A bald, bespectacled Jewish man stands in the middle of a Los Angeles street, shouting at a person hurrying past. A jaunty theme tune swells.
The angry bald man is Larry David, multimillionaire co-creator of Seinfeld, and in Curb Your Enthusiasmhe plays a fictionalised version of himself, a man who struggles to let a day pass without starting an argument. One can only hope the fiction outweighs the fact.
Each episode is a series of brilliantly improvised scenes in which “Larry” battles to assert his rights against everyone, from his long-suffering wife Cheryl (the wonderful Cheryl Hines) to his famous friends Ted Danson and Mary Steenburgen (themselves).

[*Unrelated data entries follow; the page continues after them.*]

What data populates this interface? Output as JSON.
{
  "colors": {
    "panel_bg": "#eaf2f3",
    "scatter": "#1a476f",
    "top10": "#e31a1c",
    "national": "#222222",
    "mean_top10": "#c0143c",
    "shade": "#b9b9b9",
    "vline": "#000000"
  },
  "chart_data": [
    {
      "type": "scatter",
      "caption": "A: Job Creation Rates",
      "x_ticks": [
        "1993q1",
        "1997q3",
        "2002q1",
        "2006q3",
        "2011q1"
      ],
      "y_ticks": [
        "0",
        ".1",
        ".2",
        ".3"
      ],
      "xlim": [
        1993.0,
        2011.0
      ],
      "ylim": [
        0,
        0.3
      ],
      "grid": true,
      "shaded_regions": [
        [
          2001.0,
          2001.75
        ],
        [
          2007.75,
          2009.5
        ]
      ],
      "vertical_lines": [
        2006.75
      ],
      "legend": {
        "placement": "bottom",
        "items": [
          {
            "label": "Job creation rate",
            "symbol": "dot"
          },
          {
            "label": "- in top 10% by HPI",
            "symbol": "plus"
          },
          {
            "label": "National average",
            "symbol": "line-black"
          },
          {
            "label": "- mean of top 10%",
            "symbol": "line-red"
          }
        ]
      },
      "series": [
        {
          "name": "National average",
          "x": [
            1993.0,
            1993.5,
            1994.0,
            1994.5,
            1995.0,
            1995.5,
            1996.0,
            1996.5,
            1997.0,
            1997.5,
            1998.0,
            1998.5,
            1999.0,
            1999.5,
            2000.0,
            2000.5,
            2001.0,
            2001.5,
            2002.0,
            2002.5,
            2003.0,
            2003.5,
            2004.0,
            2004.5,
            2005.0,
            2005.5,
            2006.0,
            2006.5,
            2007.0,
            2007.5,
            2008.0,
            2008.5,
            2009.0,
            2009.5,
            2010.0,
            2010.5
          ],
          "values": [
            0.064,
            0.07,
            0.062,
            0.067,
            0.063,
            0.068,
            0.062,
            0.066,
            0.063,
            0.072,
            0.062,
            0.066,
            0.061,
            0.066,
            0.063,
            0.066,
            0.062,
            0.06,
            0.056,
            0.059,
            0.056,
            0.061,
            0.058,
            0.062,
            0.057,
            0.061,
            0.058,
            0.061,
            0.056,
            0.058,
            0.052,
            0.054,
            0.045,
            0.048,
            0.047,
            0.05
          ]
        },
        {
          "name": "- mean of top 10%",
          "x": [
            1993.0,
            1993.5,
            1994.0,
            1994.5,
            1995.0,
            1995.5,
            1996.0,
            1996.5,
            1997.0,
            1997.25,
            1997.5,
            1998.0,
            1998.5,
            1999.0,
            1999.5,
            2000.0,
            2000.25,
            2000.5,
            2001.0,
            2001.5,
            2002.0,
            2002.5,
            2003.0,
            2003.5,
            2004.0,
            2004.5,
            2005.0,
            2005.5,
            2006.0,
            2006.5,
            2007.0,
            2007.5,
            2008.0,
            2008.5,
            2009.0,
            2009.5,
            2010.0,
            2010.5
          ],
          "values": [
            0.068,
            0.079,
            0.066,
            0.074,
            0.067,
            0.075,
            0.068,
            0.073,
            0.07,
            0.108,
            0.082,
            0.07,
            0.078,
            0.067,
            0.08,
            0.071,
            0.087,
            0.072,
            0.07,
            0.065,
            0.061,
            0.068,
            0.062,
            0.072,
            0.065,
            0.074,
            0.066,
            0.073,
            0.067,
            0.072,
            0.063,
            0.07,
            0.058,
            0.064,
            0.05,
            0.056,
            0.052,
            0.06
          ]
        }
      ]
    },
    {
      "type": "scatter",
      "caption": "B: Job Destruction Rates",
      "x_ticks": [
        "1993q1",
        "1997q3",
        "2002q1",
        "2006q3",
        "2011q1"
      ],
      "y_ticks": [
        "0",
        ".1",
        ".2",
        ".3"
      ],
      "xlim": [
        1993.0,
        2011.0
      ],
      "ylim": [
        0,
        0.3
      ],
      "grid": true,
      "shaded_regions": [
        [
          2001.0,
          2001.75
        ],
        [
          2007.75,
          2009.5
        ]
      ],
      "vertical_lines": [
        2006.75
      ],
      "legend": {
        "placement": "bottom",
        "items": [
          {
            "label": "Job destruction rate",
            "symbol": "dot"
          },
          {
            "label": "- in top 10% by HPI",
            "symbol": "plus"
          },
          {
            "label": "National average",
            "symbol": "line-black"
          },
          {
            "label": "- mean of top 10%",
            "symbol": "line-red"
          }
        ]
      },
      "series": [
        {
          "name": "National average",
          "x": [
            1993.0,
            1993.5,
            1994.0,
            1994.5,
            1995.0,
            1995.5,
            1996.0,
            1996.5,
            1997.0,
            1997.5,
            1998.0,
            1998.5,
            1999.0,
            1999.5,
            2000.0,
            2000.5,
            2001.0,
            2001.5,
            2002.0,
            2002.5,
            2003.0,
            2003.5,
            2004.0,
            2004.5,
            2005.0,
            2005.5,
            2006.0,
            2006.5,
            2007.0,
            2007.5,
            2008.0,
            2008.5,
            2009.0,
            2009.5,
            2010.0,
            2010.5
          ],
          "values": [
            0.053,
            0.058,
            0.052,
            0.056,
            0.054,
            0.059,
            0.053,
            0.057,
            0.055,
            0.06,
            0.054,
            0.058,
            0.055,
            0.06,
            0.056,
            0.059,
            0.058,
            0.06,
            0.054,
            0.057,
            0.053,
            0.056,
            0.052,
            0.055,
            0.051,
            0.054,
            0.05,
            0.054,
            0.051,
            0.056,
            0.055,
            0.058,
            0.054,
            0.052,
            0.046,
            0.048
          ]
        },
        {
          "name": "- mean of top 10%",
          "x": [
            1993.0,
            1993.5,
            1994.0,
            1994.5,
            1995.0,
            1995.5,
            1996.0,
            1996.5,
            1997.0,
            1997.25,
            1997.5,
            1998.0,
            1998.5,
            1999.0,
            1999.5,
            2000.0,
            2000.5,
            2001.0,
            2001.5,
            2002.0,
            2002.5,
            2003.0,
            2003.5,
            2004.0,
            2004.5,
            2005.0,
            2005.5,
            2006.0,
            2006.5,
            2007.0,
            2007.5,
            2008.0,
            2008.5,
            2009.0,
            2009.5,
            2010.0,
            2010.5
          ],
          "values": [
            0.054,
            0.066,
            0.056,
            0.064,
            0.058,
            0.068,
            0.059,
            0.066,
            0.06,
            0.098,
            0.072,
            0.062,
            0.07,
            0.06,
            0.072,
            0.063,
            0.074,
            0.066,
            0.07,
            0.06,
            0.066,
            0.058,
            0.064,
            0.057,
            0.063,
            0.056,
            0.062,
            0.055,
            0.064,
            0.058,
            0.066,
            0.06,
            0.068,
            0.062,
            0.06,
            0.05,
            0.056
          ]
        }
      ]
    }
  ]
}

Seinfeld was a “show about nothing”; Curb also toys with minutiae. Who cares if the singular of scissors isn’t scissor? Larry cares. Yet his idiosyncratic worldview is not restricted to syntax. Curb also delights in smashing a whole range of taboos.
Larry doesn’t worry about doing the appropriate thing, he just does as he pleases. Why not invite a sex offender to a Passover feast? Or pretend to have learning difficulties to test people’s liberal credentials? According to Larry David — the real one — no subject can be off-limits.
Even when he tries to do the right thing, he does it wrongly. Social blunder follows colossal faux pas until you’re either rolling on the floor laughing, hiding behind your hands in embarrassment, or both.
Curb provides a skewed view of a rarefied LA, and it’s tempting to see Larry as a cynical New Yorker adrift in La-La Land. But really he is an alien, fighting the social conventions of humanity itself.
So why does such an obnoxious man appeal? Perhaps he voices something in all of us, that rage at the frustrations of mundane life. He is our id writ large. Let him shout in the street for you.